Objective: This comprehensive review and meta-analysis compared the effectiveness of olanzapine and other antipsychotics in schizophrenia treatment, defining effectiveness as time to all-cause medication discontinuation (primary) and as all-cause treatment discontinuation rates. This study examined randomized clinical trials (RCTs) and observational non-interventional studies.
Experimental procedures: Schizophrenia studies that compared olanzapine with individual first- (FGAs) and/or second-generation antipsychotics (SGAs) were included in the meta-analyses. Hazard ratios (HR), risk ratios (RR), and their associated 95% confidence intervals were extracted for RCTs and observational studies. Sensitivity analyses assessed the impact of sources of funding, dose of olanzapine, and allocation concealment method on final results.

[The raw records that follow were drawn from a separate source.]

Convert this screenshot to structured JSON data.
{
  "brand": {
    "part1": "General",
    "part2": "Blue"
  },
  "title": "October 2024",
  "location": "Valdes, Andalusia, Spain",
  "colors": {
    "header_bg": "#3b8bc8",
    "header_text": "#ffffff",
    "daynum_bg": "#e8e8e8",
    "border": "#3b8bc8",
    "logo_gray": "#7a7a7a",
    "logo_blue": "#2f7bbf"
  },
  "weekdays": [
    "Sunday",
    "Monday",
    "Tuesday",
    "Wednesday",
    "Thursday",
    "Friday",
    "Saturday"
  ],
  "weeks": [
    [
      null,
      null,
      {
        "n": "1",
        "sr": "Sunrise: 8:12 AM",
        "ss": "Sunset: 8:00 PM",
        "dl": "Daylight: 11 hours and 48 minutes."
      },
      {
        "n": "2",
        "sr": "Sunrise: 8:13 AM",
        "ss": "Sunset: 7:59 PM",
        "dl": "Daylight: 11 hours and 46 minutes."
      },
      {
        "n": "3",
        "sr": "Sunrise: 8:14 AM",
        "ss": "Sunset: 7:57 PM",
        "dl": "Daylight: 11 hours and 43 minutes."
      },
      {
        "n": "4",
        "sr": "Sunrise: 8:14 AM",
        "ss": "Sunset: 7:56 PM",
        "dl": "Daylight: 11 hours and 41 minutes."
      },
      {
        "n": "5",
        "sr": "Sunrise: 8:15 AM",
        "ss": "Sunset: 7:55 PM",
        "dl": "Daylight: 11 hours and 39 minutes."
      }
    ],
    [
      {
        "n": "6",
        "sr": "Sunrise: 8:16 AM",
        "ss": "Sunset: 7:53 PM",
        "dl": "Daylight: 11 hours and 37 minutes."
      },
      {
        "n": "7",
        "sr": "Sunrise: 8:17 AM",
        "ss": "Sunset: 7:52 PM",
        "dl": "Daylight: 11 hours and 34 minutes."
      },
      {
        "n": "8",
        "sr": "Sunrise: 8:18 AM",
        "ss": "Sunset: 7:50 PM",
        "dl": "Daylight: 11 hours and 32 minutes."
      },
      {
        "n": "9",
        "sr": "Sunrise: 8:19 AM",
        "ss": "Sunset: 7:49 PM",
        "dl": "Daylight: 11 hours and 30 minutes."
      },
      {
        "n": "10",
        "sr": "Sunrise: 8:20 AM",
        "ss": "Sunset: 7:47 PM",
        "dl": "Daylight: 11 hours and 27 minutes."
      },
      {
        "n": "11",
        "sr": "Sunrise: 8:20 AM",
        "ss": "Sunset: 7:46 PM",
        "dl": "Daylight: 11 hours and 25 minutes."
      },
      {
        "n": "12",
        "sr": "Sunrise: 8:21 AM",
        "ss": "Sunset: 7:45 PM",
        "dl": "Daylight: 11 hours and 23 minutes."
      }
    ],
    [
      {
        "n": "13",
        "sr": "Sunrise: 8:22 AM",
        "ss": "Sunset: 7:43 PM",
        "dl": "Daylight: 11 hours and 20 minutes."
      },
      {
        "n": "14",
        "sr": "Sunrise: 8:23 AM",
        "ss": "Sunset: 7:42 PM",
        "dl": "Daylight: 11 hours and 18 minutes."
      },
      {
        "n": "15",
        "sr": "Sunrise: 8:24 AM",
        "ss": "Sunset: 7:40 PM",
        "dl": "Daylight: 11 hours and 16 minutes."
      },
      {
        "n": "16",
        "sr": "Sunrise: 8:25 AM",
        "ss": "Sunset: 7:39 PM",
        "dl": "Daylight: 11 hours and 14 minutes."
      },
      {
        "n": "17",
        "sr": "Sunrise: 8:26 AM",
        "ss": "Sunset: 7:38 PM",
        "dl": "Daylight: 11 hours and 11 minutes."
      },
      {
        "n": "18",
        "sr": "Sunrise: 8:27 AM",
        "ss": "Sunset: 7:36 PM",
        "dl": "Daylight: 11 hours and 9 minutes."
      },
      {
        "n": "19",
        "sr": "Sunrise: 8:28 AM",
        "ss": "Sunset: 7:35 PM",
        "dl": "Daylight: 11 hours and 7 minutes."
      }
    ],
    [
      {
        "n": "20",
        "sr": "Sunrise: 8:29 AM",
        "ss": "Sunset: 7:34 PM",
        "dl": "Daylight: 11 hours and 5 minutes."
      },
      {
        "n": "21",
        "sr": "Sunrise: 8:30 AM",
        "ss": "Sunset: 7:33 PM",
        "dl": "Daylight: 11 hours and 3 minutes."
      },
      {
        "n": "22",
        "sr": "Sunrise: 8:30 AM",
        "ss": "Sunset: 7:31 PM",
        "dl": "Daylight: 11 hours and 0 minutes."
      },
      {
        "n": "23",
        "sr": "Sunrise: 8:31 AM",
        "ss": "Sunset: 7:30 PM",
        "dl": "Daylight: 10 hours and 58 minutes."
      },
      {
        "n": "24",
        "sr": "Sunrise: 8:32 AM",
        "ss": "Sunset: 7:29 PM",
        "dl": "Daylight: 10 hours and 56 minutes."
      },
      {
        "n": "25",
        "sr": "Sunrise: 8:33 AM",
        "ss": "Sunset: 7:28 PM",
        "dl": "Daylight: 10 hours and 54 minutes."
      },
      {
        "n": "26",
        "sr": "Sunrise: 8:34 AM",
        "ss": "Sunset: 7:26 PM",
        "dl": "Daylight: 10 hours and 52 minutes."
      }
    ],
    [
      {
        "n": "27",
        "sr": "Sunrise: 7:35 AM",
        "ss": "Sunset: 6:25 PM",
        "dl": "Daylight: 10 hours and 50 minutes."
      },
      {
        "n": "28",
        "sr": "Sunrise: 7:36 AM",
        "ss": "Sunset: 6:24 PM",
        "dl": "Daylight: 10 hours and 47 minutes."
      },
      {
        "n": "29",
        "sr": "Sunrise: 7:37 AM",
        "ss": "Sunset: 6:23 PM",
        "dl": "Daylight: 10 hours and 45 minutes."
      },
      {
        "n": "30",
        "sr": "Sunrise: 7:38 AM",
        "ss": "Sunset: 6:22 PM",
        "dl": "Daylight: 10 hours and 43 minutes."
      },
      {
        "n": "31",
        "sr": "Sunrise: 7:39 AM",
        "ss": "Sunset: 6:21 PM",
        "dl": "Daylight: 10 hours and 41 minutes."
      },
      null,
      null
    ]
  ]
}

Results: There were 60 RCTs (N=33,360) and 27 observational studies (N=202,591) included. On time to all-cause medication discontinuation, olanzapine was significantly better than aripiprazole, quetiapine, risperidone, ziprasidone and perphenazine for RCTs and better than amisulpride, risperidone, haloperidol, and perphenazine for observational studies. There were no significant differences between olanzapine and clozapine in RCTs or observational studies. All-cause discontinuation rates in RCTs were significantly lower for olanzapine compared to all comparators except amisulpride and clozapine. In observational studies, olanzapine was less effective than clozapine. Industry-sponsored studies favored olanzapine when compared to haloperidol and perphenazine; higher dose of olanzapine favored quetiapine and perphenazine when compared to olanzapine; method of allocation concealment did not generally affect the results.
Conclusion: Using a global measure of medication effectiveness (time to all-cause medication discontinuation), olanzapine appears to be more effective - in both RCTs and observational studies - than most SGAs and FGAs, except for clozapine.